Isto assenta numa premissa que a vida profissional nos ensinou: qualquer tecnologia que confie em promessas de boas intenções será, no final, tão violada quanto essas promessas.
O rastreamento de contactos é relativo. O que se procura com estas aplicativos é acumular dados de todas as pessoas com quem interagimos e, possivelmente, de todos os locais que estivemos. Ora, nunca uma instituição ou governo registou centralmente tantos dados como os que estes tipos de aplicações podem gerar. Bem sabemos que as operadoras de comunicações, as redes sociais ou instituições bancárias poderão saber mais da nossa vida do que possivelmente imaginamos, mas por isso é que existe uma Comissão Nacional de Proteção de Dados Pessoais: para nos proteger dos abusos que tais entidades poderão cometer.
Ao escrever sobre estes pontos, recordamo-nos sempre de um ex-espião de um dos melhores serviços secretos do mundo que alertou que apenas com base num cartão de fidelização de uma grande superfície comercial, conseguiu saber que uma determinada pessoa estava grávida pelo aumento de consumo de chocolates e outras doçarias. Tal facto foi confirmado, quando essa pessoa, usando o seu cartão de crédito, comprou um teste de gravidez passados 2 meses. Isto também alerta para o facto de, mais do que os dados que são recolhidos, o importante é saber o que fazer com esses dados.
O contato tradicional, realizado pelos médicos de saúde pública quando há um surto, feito manualmente é, ainda, um meio inestimável para se fazer o rastreamento do contágio. Trata-se de profissionais treinados que tentam resolver os problemas que aquela pessoa tem relacionados com a doença, faz a análise dos locais por onde andou e as suas interações durante o período de contágio. Trata-se de um método testado e eficaz. Tais dados são sempre sobre pessoas identificáveis e, tem um objetivo limitado (responder a um problema de saúde especifico) e uma garantia de ter sido realizado por um profissional de saúde que tem obrigações legais, nomeadamente, de sigilo profissional.
Trata-se de um trabalho árduo, necessário e desgastante que a escassez de meios humanos e logísticos, no caso português, coloca em causa a eficácia deste método, considerando ainda o elevado desgaste que os profissionais de saúde têm ao realizar estas (e outras) tarefas ao longo destes meses de pandemia.
Dito isto, temos sérias dúvidas das virtudes que a aplicação tem para o combate à pandemia.
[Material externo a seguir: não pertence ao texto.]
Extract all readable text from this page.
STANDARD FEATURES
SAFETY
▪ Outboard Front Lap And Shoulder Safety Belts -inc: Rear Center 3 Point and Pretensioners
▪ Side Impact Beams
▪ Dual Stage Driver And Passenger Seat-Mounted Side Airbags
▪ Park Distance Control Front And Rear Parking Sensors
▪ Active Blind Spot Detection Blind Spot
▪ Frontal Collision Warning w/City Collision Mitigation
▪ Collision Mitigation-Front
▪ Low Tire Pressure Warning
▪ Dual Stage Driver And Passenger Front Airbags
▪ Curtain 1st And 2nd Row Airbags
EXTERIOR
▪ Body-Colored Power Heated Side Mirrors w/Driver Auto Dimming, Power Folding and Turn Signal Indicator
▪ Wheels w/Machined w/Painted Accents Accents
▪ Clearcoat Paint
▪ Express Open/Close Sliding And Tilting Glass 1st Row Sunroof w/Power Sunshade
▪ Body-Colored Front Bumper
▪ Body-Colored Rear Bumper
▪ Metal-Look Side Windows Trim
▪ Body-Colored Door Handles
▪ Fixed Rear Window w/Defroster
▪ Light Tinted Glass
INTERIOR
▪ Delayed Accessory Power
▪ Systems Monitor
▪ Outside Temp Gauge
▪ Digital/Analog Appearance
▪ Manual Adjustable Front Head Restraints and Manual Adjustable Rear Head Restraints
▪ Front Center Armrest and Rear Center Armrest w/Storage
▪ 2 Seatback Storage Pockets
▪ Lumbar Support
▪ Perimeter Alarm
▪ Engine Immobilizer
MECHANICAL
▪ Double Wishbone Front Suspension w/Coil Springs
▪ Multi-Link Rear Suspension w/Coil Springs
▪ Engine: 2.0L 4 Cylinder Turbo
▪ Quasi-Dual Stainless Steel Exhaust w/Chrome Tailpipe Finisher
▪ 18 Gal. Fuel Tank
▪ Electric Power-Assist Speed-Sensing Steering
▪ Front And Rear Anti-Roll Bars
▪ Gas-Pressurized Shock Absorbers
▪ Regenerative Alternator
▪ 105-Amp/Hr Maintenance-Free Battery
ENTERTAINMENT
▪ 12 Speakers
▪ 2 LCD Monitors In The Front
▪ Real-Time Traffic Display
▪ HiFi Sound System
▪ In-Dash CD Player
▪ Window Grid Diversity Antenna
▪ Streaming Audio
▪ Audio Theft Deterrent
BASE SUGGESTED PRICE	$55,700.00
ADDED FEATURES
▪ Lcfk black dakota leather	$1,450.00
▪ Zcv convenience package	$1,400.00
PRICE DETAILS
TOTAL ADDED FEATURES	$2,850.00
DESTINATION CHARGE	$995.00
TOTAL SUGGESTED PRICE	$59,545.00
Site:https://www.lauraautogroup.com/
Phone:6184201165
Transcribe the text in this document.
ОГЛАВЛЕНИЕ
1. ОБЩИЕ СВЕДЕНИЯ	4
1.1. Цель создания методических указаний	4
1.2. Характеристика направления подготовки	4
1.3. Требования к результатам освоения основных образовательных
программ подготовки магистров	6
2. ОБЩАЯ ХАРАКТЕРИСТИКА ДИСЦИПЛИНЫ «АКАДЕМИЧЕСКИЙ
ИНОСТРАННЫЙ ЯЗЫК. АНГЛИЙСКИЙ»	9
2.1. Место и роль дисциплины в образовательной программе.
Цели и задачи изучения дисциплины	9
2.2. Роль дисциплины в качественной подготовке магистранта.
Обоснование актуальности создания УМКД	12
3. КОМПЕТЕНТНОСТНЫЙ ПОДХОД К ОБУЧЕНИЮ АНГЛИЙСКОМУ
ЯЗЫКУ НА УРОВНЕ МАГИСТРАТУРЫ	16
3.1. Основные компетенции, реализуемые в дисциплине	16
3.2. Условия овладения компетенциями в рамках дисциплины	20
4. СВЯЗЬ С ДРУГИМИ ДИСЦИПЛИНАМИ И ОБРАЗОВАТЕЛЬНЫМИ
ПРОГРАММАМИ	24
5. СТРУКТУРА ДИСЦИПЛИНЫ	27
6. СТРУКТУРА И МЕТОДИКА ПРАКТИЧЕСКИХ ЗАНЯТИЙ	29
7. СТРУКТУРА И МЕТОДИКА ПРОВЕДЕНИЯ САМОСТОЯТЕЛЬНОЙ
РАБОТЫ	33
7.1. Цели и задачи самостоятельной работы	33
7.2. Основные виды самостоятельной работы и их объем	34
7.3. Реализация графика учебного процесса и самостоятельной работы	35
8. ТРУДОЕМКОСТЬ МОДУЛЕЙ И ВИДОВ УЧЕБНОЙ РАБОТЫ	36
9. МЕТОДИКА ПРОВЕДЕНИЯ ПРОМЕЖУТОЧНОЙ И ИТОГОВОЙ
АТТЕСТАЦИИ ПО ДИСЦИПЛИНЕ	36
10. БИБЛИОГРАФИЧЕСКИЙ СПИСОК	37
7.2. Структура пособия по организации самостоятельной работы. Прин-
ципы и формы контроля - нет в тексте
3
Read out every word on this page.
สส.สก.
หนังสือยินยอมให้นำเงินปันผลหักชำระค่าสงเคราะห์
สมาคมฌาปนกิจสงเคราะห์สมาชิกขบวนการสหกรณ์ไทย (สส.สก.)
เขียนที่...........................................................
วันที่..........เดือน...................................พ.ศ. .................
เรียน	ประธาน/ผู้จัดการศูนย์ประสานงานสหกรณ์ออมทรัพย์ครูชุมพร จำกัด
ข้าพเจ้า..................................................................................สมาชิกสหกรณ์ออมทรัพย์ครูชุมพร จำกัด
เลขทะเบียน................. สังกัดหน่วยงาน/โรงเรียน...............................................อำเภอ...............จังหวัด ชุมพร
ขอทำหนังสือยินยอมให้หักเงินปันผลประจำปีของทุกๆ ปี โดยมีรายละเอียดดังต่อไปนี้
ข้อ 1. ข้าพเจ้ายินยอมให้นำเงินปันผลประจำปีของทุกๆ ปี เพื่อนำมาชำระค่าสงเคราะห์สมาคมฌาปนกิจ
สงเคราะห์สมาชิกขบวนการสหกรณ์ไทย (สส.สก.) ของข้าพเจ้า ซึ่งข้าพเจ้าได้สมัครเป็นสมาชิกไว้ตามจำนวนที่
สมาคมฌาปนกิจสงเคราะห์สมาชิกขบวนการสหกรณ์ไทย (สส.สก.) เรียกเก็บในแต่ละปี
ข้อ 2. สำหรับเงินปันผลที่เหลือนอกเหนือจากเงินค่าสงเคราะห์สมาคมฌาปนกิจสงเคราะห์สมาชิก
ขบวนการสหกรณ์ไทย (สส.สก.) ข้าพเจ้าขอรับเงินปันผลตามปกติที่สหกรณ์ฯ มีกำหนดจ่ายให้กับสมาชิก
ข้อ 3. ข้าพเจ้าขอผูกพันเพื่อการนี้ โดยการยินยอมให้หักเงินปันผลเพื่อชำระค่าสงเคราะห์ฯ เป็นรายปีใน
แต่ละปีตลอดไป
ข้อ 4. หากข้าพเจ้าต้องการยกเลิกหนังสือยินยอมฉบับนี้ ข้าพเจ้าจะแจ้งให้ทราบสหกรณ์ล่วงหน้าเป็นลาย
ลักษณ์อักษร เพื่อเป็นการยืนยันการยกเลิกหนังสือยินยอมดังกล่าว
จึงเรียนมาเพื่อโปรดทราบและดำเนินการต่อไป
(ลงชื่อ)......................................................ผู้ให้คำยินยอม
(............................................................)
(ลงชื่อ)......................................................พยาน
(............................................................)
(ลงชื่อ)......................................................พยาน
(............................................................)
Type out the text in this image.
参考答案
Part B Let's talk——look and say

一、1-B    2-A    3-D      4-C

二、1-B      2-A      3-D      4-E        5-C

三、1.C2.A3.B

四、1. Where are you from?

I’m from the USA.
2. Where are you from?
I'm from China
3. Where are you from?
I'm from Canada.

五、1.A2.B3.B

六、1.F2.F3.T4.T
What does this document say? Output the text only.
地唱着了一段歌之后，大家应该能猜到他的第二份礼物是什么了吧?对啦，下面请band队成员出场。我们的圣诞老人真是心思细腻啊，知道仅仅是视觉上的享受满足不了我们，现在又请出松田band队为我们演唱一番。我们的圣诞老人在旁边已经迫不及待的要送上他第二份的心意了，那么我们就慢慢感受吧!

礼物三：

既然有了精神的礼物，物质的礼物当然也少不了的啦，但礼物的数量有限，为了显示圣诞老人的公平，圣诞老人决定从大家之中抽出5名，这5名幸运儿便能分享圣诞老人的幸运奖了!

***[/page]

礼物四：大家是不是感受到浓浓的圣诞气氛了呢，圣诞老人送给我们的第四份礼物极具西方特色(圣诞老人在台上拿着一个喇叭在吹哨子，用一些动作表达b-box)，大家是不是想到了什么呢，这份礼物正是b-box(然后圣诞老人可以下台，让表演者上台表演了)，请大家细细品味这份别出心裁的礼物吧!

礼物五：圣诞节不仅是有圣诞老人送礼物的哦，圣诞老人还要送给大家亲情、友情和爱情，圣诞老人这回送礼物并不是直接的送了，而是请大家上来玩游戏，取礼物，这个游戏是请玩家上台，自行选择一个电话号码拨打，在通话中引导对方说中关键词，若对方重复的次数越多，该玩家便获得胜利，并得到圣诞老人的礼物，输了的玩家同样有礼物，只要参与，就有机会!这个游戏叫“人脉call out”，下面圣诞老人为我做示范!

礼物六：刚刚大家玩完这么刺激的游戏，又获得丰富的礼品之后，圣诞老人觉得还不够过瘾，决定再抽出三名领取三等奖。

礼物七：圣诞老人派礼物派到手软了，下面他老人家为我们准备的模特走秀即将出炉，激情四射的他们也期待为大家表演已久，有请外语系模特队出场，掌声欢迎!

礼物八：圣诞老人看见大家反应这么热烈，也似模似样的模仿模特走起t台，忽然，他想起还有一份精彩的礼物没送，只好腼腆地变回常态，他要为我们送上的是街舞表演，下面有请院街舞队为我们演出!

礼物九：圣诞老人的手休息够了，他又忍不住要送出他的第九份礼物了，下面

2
Os alertas que deixamos quanto à aplicação são que o seu carácter voluntário deverá ser condição sine qua non, a regulamentação da aplicação deverá deixar bem claro que os dados apenas são para acesso a um profissional de saúde e, por fim, que tais dados, finda a pandemia, sejam imediatamente eliminados.
Sem estas garantias, nenhum cidadão se poderá sentir seguro com uma aplicação deste tipo. Compete ao Governo deixar esta garantia aos seus cidadãos.